Il muto ululato degli astensionisti
Mercoledì, 10 Giugno 2009
Il numero degli astensionisti alle Elezioni Comunali, Provinciali, Europee del 6/7 giugno 2009, è sicuramente un dato inquietante.
Visto da alcuni come mero qualunquismo, mancanza di senso civico, disinteresse verso il Governo, questa volta, un terzo degli aventi diritto al voto, si è rivelato essere qualcosa di ben diverso. E’ la voce dei dissidenti che si ribellano.
L’urlo muto degli schifati che sfuggono al controllo di massa.
Dei rivoltosi che non accettano più alcuna proposta dei soliti politicanti.
Un grido di protesta che si è sentito forte e chiaro. Checchè non se ne dica.
Gli astenuti hanno mandato a quel pais non solo Al Cafone, bensì tutti gli schieramenti.
E questo è un dato di fatto. Gli altri due terzi, dicono, hanno scelto.
Tutti liberamente e consapevolmente? Affatto.
Se analizziamo il grande baraccone elettorale, scopriamo nell’ordine: voti ambigui dovuti all’ignoranza dell’elettore, schede bianche che a nulla servono se non a incrementare la maggioranza, matite truccate che un qualsiasi cittadino ha riscontrato di poter cancellare con una semplice gomma, schede annullate, doppi voti, corruzione pre elettorale a suon di promesse e magna magna, voti contestati, inconsistente alleanza e opposizione dei partiti del centro sinistra che rifiutano un sistema elettorale basato sul bipolarismo modello made in U.S.A.
E infine i brogli elettorali
Quante di queste preferenze risultate, sono state pilotate, manipolate, contraffatte, strappate con tutti i mezzi da una fasulla maggioranza? Secondo me molte. Troppe.
Pseudoscelte che, sommate al non consenso degli astensionisti, dipingono un quadro ben diverso da quello che vogliono mostrarci. Il quadro di una politica fatiscente, dall’appariscente impalcatura destinata al crollo totale.
Grazie alla Rete, grazie all’informazione libera, una bella fetta di elettori apre finalmente gli occhi.
Ecco perché si sta tentando in tutti i modi d’imbavagliarla.
Un terzo degli italiani è stufo di votare per fantocci di paglia che sperperano denaro pubblico.
Solo un nuovo regolamento delle candidature, a mio avviso, potrebbe restituire la fiducia ad un Paese sempre più deluso. Che si rifiuta palesemente di sottoscrivere proposte indecenti.

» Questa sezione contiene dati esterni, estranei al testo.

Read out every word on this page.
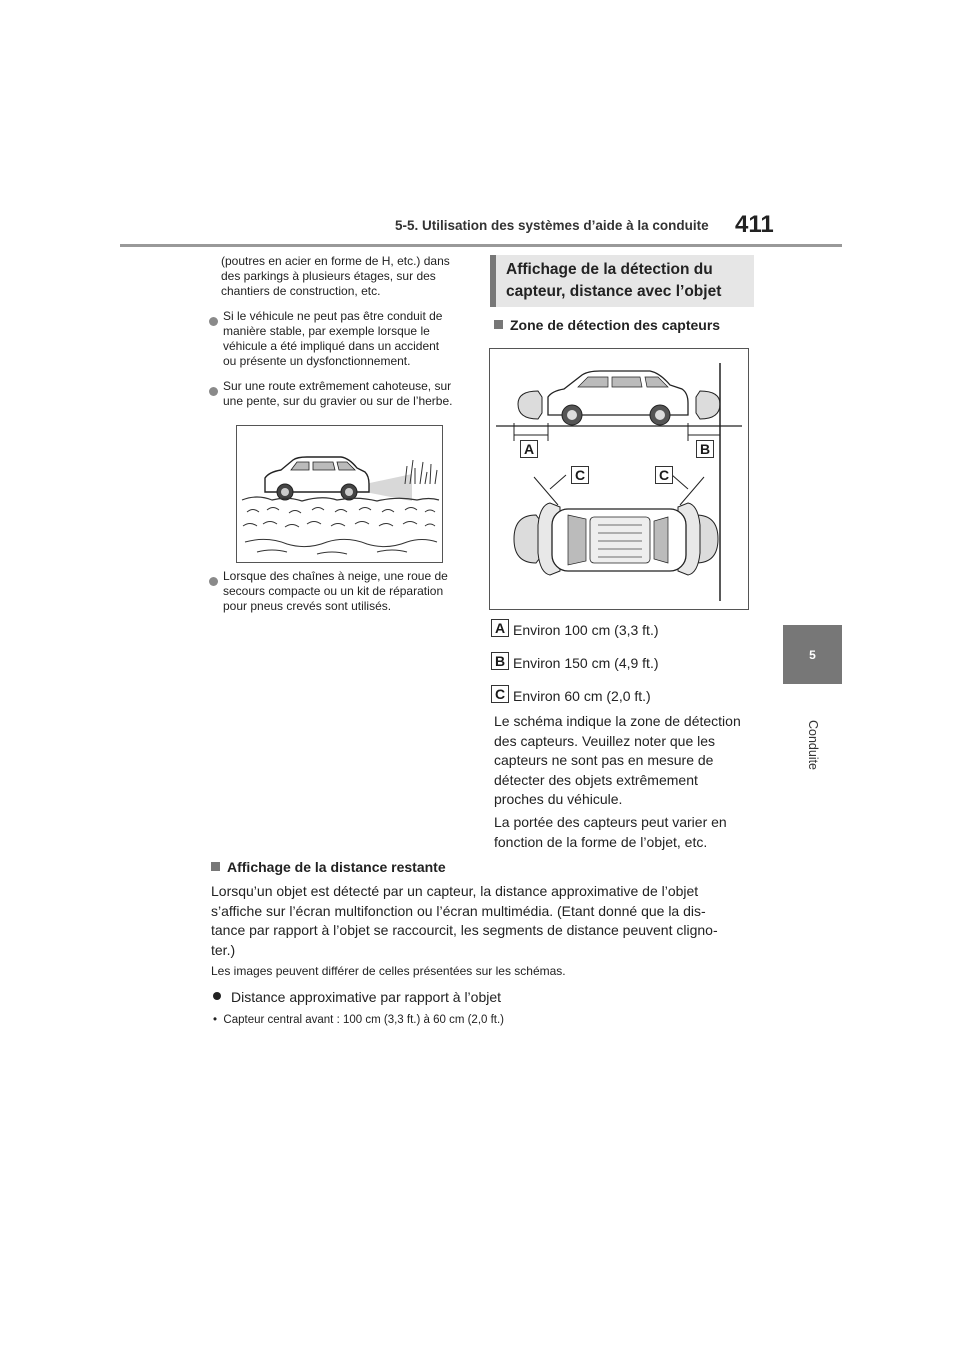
5-5. Utilisation des systèmes d’aide à la conduite 411
5
Conduite
(poutres en acier en forme de H, etc.) dans
des parkings à plusieurs étages, sur des
chantiers de construction, etc.
Si le véhicule ne peut pas être conduit de
manière stable, par exemple lorsque le
véhicule a été impliqué dans un accident
ou présente un dysfonctionnement.
Sur une route extrêmement cahoteuse, sur
une pente, sur du gravier ou sur de l’herbe.
Lorsque des chaînes à neige, une roue de
secours compacte ou un kit de réparation
pour pneus crevés sont utilisés.
Affichage de la détection du
capteur, distance avec l’objet
Zone de détection des capteurs
A	B
C	C
A Environ 100 cm (3,3 ft.)
B Environ 150 cm (4,9 ft.)
C Environ 60 cm (2,0 ft.)
Le schéma indique la zone de détection
des capteurs. Veuillez noter que les
capteurs ne sont pas en mesure de
détecter des objets extrêmement
proches du véhicule.
La portée des capteurs peut varier en
fonction de la forme de l’objet, etc.
Affichage de la distance restante
Lorsqu’un objet est détecté par un capteur, la distance approximative de l’objet
s’affiche sur l’écran multifonction ou l’écran multimédia. (Etant donné que la dis-
tance par rapport à l’objet se raccourcit, les segments de distance peuvent cligno-
ter.)
Les images peuvent différer de celles présentées sur les schémas.
Distance approximative par rapport à l’objet
•  Capteur central avant : 100 cm (3,3 ft.) à 60 cm (2,0 ft.)
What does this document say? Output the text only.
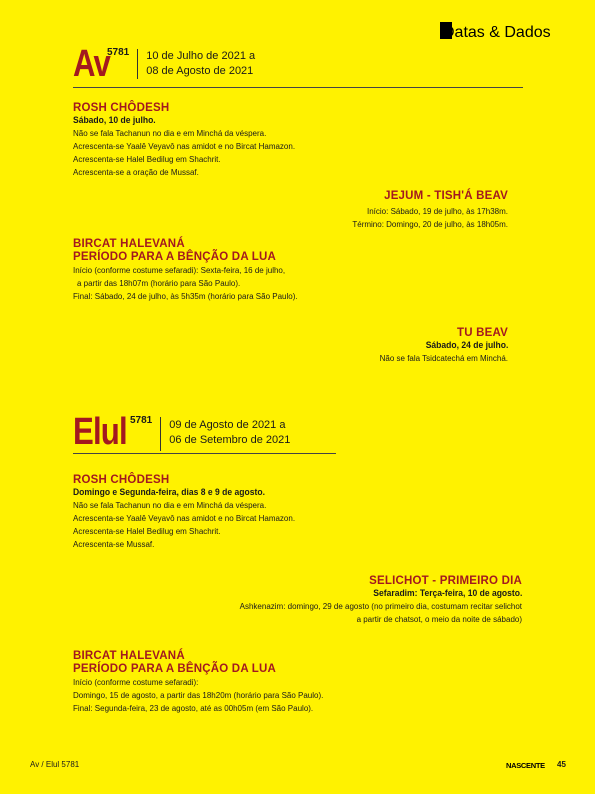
Datas & Dados
Av
5781 10 de Julho de 2021 a
08 de Agosto de 2021
ROSH CHÔDESH
Sábado, 10 de julho.
Não se fala Tachanun no dia e em Minchá da véspera.
Acrescenta-se Yaalê Veyavô nas amidot e no Bircat Hamazon.
Acrescenta-se Halel Bedilug em Shachrit.
Acrescenta-se a oração de Mussaf.
JEJUM - TISH'Á BEAV
Início: Sábado, 19 de julho, às 17h38m.
Término: Domingo, 20 de julho, às 18h05m.
BIRCAT HALEVANÁ
PERÍODO PARA A BÊNÇÃO DA LUA
Início (conforme costume sefaradi): Sexta-feira, 16 de julho,
a partir das 18h07m (horário para São Paulo).
Final: Sábado, 24 de julho, às 5h35m (horário para São Paulo).
TU BEAV
Sábado, 24 de julho.
Não se fala Tsidcatechá em Minchá.
Elul 5781 09 de Agosto de 2021 a
06 de Setembro de 2021
ROSH CHÔDESH
Domingo e Segunda-feira, dias 8 e 9 de agosto.
Não se fala Tachanun no dia e em Minchá da véspera.
Acrescenta-se Yaalê Veyavô nas amidot e no Bircat Hamazon.
Acrescenta-se Halel Bedilug em Shachrit.
Acrescenta-se Mussaf.
SELICHOT - PRIMEIRO DIA
Sefaradim: Terça-feira, 10 de agosto.
Ashkenazim: domingo, 29 de agosto (no primeiro dia, costumam recitar selichot
a partir de chatsot, o meio da noite de sábado)
BIRCAT HALEVANÁ
PERÍODO PARA A BÊNÇÃO DA LUA
Início (conforme costume sefaradi):
Domingo, 15 de agosto, a partir das 18h20m (horário para São Paulo).
Final: Segunda-feira, 23 de agosto, até as 00h05m (em São Paulo).
Av / Elul 5781	NASCENTE 45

Invece di buttare nel cesso centinaia di migliaia di euri per sconsiderate campagne elettorali che nulla cambiano, invece di bruciare montagne di soldi in manifestini e festini, invece di sprecare fiumi di monete per tutti i servizi annessi e connessi, propongo l’uso di questo abuso istituendo una commissione d’esame popolare che valuti e selezioni i cittadini che si offrono e/o pretendono di occupare poltrone pubbliche. Qualsiasi Pinco Pallino, senza né arte né parte, se non una spiccata predisposizione all’esibizionismo, alla parlantina e all’interesse personale, non può essere idoneo nemmeno alla candidatura. Figuriamoci a governarci. Non ha i requisiti minimi e indispensabili. Così come non può averli chi ha già ampiamente dimostrato di essere un disonesto, un venduto, un pregiudicato.
Il candidato ideale dovrebbe prima presentare il suo curriculum di preparazione, conseguire un’abilitazione alla “professione” e solo dopo aver superato l’esame, potrebbe avere diritto a concorrere!
E’ un’idea di come investire intelligentemente il nostro denaro.
Il popolo sovrano ha il diritto di pretendere garanzie. E’ questa l’unica strada, secondo me, per ristabilire la democrazia .
In alternativa, non ci resta che esercitare il nostro grande potere e tutti in coro, ululare tra mura di urne deserte.